Il y a dix ans, c’était original pour un Chinois de travailler dans le vin. Aujourd’hui, c’est pour eux un secteur comme un autre, plus mûr en termes de business », Laurent Bergeruc, directeur de l’Inseec, école de commerce à Bordeaux.
Dans son établissement, la présence d’étudiants chinois (13% des effectifs dans la filière commercialisation du vin en 2014) est en « croissance régulière » depuis le milieu des années 2000 et il doit refuser chaque année des candidatures. Même constat à l’Institut de promotion commerciale (IPC) Vins et Spiritueux, qui travaille avec le négoce bordelais: si le niveau élevé de sélection, notamment en langue, fait pour l’heure plafonner les effectifs chinois à 10%, les demandes d’inscriptions ou de partenariats ne cessent d’affluer.

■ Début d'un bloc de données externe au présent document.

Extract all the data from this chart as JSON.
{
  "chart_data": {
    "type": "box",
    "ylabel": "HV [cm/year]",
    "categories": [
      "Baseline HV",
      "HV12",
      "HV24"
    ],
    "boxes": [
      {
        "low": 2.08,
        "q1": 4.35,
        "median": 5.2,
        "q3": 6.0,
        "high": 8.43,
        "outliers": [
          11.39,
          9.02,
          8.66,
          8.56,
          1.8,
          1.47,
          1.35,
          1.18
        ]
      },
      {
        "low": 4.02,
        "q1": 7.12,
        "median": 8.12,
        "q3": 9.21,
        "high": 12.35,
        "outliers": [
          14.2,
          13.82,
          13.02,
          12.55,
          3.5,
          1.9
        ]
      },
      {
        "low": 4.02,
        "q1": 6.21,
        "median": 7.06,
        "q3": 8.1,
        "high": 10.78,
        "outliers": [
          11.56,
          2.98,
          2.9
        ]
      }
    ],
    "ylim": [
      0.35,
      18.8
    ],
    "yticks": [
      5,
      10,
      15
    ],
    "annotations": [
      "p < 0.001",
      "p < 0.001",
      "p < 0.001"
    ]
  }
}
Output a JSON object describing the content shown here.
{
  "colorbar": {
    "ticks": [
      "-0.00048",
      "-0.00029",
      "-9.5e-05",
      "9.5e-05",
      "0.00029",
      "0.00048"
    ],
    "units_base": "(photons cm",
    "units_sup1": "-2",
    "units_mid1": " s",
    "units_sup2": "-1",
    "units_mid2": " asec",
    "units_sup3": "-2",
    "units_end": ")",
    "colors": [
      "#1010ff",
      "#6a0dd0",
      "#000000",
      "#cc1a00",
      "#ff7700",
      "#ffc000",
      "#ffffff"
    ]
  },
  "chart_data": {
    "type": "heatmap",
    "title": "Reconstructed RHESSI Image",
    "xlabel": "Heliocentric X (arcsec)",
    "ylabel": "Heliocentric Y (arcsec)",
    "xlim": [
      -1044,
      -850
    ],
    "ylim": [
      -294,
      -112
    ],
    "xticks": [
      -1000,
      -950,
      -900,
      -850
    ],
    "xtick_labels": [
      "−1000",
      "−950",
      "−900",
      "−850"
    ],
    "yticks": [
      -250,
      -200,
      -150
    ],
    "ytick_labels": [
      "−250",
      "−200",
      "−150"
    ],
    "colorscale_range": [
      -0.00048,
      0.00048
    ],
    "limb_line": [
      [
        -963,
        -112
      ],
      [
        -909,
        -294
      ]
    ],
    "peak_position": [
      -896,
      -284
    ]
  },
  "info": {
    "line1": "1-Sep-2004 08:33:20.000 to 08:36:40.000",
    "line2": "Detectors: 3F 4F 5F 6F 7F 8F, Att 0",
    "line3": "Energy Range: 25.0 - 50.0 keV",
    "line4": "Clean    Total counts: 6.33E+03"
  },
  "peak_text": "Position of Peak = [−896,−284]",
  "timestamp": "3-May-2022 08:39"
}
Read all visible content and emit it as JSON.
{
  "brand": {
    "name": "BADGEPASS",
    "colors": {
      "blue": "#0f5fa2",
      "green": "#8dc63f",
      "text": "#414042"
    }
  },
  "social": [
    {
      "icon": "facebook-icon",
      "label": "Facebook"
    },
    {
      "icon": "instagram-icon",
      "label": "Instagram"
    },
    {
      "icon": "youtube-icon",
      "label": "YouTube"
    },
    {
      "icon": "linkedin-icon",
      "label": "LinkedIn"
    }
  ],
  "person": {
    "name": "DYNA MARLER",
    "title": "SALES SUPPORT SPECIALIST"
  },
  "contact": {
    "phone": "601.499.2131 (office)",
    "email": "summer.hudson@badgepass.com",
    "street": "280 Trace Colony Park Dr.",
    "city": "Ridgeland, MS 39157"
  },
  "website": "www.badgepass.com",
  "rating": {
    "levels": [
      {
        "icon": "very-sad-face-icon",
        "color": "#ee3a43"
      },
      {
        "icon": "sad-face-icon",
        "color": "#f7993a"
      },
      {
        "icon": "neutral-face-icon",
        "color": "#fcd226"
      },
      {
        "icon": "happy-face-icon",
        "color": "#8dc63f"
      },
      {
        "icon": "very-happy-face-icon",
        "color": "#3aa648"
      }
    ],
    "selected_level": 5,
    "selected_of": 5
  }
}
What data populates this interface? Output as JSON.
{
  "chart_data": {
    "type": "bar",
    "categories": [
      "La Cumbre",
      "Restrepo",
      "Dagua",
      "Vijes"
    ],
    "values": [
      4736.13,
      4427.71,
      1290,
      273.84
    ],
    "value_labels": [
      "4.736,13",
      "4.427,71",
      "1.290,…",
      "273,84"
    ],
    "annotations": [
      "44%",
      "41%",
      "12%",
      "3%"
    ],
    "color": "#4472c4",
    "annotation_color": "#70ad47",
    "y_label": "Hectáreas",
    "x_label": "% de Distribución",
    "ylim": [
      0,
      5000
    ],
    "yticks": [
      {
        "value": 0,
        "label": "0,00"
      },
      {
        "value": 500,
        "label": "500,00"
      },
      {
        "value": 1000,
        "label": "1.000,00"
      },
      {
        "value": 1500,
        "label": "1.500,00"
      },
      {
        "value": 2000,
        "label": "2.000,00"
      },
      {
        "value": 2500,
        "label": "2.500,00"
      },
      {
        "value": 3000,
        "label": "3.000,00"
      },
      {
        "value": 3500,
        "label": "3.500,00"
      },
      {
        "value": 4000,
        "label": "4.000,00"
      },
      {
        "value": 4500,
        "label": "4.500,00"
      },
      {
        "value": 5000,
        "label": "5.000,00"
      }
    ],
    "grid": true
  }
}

Dans certains cursus, les étudiants chinois sont même les plus nombreux. Ainsi au Cafa, école privée de restauration créée en 1986, les Chinois représentent 48% des effectifs de la formation « conseiller en sommellerie », qui comprend un apprentissage de la dégustation, de la commercialisation et de l’oenotourisme.
« Les premiers étudiants au début des années 2000 étaient des passionnés ayant déjà vécu en France. A partir des années 2008-2009, nous avons vu arriver des jeunes poussés par leur famille pour venir faire des affaires« , relève le directeur de l’établissement, Patrick Portier. Une tendance qui reflète l’évolution du marché: en 2013, la Chine est devenue le premier consommateur mondial de vin rouge (+136% en 5 ans) et le cinquième pour le vin en général.
Ma première expérience du vin en Chine, c’était avec du Sprite, alors que je découvre ici qu’il faut cinq cents ans pour faire un bon vin! » Zhizie Wu, en formation au Cafa.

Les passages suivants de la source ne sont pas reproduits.